🤖 AI Summary
This study addresses the scarcity of computational resources for converting written numerals into spoken forms in Tigrinya, a gap that has hindered its application in language modeling and speech synthesis. The work presents the first formalization of oral expression rules for both cardinal and ordinal numbers in Tigrinya and proposes a rule-based natural language generation algorithm capable of handling numerals in common contexts such as dates, times, and currency. The implemented open-source module demonstrates significantly higher accuracy than mainstream large language models on this task, effectively filling a critical void in Tigrinya computational linguistics. This contribution provides a reusable foundational tool that supports future research and practical applications in Tigrinya natural language processing and speech technologies.
📝 Abstract
We present a systematic formalization of Tigrinya cardinal and ordinal number verbalization, addressing a gap in computational resources for the language.

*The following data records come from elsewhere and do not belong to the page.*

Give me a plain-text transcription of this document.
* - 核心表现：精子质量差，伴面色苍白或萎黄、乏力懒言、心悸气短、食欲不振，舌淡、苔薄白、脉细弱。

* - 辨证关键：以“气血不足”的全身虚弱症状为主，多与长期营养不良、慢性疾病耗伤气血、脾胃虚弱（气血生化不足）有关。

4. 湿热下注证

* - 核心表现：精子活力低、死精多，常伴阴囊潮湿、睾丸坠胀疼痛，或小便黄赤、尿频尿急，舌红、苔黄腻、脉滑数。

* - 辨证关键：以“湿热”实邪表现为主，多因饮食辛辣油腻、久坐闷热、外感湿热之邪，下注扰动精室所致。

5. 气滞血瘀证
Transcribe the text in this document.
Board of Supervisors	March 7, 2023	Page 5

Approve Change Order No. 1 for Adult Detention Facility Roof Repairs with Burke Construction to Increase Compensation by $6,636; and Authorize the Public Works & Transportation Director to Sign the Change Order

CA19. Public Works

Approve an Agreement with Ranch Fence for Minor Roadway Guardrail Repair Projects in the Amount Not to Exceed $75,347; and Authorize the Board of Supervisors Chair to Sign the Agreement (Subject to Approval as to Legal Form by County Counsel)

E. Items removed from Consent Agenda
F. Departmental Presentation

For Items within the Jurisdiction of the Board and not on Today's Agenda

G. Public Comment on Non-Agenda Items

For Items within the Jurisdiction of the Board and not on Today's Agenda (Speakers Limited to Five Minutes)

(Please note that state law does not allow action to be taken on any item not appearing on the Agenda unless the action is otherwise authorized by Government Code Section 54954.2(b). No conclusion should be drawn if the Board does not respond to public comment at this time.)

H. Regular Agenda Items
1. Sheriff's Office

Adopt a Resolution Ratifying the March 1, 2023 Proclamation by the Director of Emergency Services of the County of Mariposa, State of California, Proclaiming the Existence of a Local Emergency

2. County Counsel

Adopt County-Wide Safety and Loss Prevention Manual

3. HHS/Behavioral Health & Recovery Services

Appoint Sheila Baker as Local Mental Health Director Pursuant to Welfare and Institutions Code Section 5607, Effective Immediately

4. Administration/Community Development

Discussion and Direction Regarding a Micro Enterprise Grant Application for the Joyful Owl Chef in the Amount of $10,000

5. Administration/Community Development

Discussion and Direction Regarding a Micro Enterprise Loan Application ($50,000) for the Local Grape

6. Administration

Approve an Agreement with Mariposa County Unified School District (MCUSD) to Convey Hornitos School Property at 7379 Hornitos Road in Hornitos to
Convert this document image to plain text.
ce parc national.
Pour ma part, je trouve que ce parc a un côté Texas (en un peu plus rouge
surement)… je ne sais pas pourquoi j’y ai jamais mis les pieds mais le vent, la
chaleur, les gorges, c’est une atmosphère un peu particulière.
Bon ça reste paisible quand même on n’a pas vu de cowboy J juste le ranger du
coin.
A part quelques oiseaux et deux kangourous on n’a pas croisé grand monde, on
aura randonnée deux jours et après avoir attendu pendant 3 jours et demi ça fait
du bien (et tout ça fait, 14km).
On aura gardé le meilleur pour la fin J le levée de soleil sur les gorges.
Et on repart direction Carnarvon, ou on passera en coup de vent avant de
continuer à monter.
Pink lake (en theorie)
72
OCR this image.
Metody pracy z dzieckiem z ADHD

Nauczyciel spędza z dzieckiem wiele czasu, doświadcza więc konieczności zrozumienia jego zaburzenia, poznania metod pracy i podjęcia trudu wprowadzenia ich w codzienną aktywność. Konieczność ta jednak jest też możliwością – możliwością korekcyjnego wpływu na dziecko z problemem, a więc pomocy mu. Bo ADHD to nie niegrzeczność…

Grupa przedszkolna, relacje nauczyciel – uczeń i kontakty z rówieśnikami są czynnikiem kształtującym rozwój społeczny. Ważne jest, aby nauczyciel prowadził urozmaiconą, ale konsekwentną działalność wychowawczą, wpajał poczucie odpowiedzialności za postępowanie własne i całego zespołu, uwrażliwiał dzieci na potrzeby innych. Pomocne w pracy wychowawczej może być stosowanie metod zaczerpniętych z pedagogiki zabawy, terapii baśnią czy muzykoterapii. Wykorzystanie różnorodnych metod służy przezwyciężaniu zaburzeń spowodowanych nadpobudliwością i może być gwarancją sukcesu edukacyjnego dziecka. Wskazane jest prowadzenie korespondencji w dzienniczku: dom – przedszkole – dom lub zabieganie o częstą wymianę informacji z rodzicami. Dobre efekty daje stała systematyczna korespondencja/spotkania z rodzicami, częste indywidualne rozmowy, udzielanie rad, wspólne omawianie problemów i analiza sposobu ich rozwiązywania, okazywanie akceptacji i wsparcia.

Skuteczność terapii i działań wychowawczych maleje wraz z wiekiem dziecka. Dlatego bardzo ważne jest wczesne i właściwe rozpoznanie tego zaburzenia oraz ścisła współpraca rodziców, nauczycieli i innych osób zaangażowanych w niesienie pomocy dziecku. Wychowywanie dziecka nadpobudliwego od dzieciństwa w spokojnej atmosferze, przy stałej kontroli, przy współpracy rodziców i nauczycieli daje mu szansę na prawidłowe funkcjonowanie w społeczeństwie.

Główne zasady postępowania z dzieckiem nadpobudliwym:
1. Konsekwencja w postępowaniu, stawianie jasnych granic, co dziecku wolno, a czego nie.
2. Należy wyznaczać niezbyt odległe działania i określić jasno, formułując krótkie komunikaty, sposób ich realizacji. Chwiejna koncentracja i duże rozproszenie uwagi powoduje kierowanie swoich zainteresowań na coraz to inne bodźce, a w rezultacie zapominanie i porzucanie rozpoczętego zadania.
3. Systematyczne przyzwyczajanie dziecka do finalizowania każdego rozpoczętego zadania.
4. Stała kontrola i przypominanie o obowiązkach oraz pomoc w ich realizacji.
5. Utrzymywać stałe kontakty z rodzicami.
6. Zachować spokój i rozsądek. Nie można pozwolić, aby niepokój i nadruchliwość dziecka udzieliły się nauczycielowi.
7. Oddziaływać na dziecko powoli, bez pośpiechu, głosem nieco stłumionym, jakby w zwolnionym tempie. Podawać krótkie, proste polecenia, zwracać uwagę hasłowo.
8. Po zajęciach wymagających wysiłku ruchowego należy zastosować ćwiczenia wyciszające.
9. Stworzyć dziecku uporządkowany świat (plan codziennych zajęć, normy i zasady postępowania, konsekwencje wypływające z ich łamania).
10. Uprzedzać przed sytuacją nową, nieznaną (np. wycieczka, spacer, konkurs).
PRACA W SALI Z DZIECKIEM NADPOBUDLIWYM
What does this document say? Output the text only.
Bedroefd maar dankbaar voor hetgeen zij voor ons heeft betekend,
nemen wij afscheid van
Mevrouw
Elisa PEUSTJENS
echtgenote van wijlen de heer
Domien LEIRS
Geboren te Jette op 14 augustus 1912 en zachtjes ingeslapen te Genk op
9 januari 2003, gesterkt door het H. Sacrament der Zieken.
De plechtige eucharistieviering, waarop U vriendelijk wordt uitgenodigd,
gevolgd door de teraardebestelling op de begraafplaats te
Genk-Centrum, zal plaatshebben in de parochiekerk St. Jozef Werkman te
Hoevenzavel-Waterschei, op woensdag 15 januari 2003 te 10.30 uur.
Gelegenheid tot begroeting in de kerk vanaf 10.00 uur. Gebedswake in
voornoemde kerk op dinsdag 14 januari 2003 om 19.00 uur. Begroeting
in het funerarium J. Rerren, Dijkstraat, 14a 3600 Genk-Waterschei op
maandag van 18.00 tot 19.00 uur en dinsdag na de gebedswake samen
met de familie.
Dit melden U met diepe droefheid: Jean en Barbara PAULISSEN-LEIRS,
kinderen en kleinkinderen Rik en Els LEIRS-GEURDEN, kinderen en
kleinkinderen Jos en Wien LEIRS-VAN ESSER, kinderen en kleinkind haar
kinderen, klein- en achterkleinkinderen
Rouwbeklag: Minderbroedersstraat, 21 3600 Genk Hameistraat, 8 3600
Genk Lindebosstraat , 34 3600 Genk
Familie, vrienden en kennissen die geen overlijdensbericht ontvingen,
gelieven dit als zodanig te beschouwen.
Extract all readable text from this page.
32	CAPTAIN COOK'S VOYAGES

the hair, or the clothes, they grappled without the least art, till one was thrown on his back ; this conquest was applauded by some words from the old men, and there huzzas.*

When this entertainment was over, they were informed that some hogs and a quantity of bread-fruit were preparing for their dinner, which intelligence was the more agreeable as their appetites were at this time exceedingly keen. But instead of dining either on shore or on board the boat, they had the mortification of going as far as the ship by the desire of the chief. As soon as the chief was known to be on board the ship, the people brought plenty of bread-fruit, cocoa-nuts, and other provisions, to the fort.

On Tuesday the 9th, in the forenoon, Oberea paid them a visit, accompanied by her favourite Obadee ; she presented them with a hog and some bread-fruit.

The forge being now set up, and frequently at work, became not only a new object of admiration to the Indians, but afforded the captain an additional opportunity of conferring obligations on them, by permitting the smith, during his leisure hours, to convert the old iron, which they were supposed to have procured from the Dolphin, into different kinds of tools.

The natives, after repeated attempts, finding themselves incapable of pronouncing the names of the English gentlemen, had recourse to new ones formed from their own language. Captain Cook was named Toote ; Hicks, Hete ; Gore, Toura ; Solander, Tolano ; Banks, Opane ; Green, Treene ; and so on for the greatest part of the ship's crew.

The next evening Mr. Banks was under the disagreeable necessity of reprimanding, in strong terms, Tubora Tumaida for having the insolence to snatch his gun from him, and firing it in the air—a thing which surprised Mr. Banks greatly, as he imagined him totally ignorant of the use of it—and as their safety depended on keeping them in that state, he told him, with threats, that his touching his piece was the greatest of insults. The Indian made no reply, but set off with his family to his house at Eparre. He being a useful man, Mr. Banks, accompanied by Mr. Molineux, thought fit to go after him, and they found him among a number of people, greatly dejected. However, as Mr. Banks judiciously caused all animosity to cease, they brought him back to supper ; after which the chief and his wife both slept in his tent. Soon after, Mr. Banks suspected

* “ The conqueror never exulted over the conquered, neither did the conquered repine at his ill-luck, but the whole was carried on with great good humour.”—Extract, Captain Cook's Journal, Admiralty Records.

This work documents the canonical rules governing the expression of numerical values in spoken Tigrinya, including the conjunction system, scale words, and special cases for dates, times, and currency. We provide a formal algorithm for number-to-word conversion and release an open-source implementation. Evaluation of frontier large language models (LLMs) reveals significant gaps in their ability to accurately verbalize Tigrinya numbers, underscoring the need for explicit rule documentation. This work serves language modeling, speech synthesis, and accessibility applications targeting Tigrinya-speaking communities.